I don't know why I bother switching in and out of different filofaxes. It seems that I always, always end up coming back to one of the three Baroques I have. If life is normal, it's one of the two personal size ones I have - either the pink or the turquoise. Current squeeze is the turquoise one. If life is a bit quieter (ha... when??) I manage to downsize to a Baroque pocket.

So, why do I keep coming back to them?? Here we go. Read the list and weep, all of you poor souls who aren't fortunate enough to have one.
  • They lay flat as a bat. No training, no persuading with heavy books and kitchen weights. Just open and BAM! Flat. As. A. Bat.
  • The personal sized version has six credit-card spaces in the front cover. As I like to use my filofax as a wallet and organiser this is invaluable. There is also a zipped pocket there which I could use for coins, but I don't. Not because it's too fiddly, but because I prefer to use the pencil case hack.
  • The pocket size has five credit card slots (though the zipped pocket is too fiddly for coins). The leather is supple enough to make getting cards in and out easy too. 
  • There are 2 vertical pockets behind the card slots in the pocket and one vertical pocket in the personal size, always useful for paper money etc.
  • The colour. Yeah, they did them in black (and I have one in pocket size) but my favourite is the turquoise. The pink is stupendously good too.
  • Ring size. Okay, the personal size Baroque comes in standard 25mm rings, but the pocket version has 19mm rings. I've tried a 15mm pocket and I just can't fit all my stuff in there.
  • The embossing. The outside is smooth, fine-grained, supple leather. The inside is a riot of embossed leather.
  • Both the pocket and the personal sizes have a notepad slot in the back cover. Not that I have ever used them as that, but it's a really useful pocket for keeping receipts and so on.
I've begun to realise that however close other binders come to being 'as good as a Baroque', they aren't Baroques. And so, I am seriously considering breaking up the massive filofax party that has been going on in the bottom drawer of my desk for years and selling some of them. Most of them actually. Because however close they get, however much I hope they will work for me the way the Baroques do, they just aren't Baroques.

Saturday, 3 August 2013

Phew! Life is a TINY bit calmer... and I've changed filofax. Again.

Hello everyone! I am SO sorry that I have been AWOL. We went away on holiday and I decided to take a 'digital-holiday' too - i.e. do nothing digital - no blogs, no Twitter, no email and so on. Anyway, when we came back from holiday, life exploded with busy-ness and I didn't have either time or energy to write any posts.

Anyway, although life is still ridiculously busy, I am going to try and get a couple of blog posts a week written. I have a zillion things to post about - new filofax diary inserts, a filofax flex on its way, more purchases from The Journal Shop and some pen and ink updates!

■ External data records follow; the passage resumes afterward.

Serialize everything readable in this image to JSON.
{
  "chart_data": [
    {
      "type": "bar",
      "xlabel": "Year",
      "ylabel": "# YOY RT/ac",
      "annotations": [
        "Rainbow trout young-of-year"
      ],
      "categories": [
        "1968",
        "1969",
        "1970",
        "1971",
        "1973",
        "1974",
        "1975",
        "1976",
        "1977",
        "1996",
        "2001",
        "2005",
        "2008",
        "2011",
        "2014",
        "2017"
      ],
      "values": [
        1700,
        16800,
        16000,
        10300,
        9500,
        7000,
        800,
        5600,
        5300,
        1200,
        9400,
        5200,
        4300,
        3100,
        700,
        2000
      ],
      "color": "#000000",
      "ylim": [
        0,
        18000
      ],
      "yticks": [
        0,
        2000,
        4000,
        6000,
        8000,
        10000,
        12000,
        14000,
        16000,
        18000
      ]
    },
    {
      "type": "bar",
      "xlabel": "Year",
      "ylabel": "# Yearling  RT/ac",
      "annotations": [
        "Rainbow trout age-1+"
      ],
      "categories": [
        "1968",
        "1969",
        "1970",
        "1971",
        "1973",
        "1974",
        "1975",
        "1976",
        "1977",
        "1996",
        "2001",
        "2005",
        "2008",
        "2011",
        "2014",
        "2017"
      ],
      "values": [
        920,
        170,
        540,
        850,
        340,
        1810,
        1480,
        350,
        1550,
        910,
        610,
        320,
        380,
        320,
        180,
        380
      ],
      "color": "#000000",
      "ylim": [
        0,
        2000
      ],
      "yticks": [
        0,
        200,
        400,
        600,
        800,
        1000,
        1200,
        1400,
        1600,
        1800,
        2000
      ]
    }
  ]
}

Right now, as half of you might easily have predicted, I'm back in a Baroque. At times like this, I think I should just sell all the other filofaxes I have because however much they almost work for me, I always, always end up back in one of the Baroques. It's the turquoise one this time. All I did was shift everything, lock, stock and barrel from the wine Holborn to the Baroque, but then, as the Baroque is a bit narrower than many of the personal size filofax binders, the zipped pencil case I use as a cash and vouchers holder stuck out too much. Simple fix, I bought another of the cheap pencil cases (60p from Tescos), sliced the sealed edge off at 10cm width, re-sealed it with washi-tape, punched holes in it and put my cash and vouchers in it. Voilà!

I know you've all seen a zillion pictures of my turquoise Baroque, but here we go - here's another to show you the amended pencil case.

Doctored pencil-case. Works a treat!
I realise that in the picture above it looks like the pencil case, despite being trimmed in its width, is hugely taller than the binder, but it's just the angle I've taken the picture I think. Here's one of the binder closed - the pencil case is invisible.

Baroque closed.

See, no sign of it!

Anyway, my apologies again for being away for so long. Back soon!